The Africa that I know about has its problems, its wars, its corrupt leaders, its AIDS and so on. Please keep in mind though, that much of this did not come about in some internal vacuum no matter how its spun by the Ramcharitars and Jobs of this world (Honestly I can not comprehend how someone can acknowledge the atrocities and mischief Europe and the US has done and is still doing as we speak via multinational corporations and still proceed to attack the Africans for their misfortune).
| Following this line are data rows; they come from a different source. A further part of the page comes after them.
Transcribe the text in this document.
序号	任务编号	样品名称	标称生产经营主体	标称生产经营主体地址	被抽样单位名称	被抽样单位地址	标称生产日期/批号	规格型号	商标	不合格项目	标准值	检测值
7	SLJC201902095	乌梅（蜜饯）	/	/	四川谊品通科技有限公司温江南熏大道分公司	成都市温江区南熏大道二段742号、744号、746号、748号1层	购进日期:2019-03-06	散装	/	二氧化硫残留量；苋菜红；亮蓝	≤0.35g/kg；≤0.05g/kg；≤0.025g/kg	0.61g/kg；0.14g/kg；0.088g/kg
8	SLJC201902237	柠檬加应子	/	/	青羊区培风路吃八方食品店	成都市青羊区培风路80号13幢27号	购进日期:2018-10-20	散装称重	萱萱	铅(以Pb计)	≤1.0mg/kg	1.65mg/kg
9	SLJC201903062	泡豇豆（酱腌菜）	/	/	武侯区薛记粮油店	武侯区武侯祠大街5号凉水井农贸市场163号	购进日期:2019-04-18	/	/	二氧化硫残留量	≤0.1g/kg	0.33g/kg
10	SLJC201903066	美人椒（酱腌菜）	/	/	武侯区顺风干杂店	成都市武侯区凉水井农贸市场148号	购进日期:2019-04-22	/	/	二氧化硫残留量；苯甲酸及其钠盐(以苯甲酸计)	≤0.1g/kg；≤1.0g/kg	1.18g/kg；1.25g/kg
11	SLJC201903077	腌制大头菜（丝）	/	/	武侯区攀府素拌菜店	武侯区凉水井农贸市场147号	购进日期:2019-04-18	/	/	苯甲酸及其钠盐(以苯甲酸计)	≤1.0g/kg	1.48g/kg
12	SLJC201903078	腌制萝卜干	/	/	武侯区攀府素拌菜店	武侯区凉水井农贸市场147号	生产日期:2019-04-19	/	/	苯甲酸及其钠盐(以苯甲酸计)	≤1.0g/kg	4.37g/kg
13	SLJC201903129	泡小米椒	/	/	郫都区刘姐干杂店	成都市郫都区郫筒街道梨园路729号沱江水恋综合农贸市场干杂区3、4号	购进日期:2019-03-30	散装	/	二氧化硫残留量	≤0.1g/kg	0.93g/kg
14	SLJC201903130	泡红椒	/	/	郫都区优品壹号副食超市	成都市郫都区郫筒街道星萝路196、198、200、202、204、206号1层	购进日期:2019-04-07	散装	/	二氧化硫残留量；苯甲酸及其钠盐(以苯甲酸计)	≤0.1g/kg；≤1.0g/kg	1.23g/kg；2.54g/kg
This Africa has a pre-Christian, pre-Judaic, pre-Islamic tradition and cultures of openness and communalism that we can still draw from today. This is especially the case when one considers that today mankind is feverishly searching for ways to counterbalance the ethic of competitive acquisition, materialism and a view of the natural world as something to exploit in a linear fashion. At a period in which ideas and indigenous forms of knowledge are fast becoming the new fields to be mined, colonised, exploited and privatised (and guess who's leading that charge again?), we need to vigorously examine, defend and utilise the ideas we created, that we gave to humanity.
This is not necessarily meant to be some anti-capitalist rant but anyone who is honest or really studies the philosophical and epistemological constructs that inform the Western capitalist (and communist) ethic would realise just how unsuitable and skewed that system is. By its very nature capitalism provides its haves and have-nots. Interestingly, instead of the theorists blaming the system, they shift it to the individual. This, however, is perfectly understandable when one examines many of the philosophies that inform it and realises that at the core is a common ideology that assumes the natural inferiority of certain human beings.
So, as Dr John Henrik Clarke wrote so many years ago, if the European developed systems like this to deal with their own selves, what do you think they are going to do to you? Over and over we see that in traditional medicine, engineering, to say nothing of the mineral resources, Africa feeds the West with much of what it needs to benefit its people, so what's Africa to you?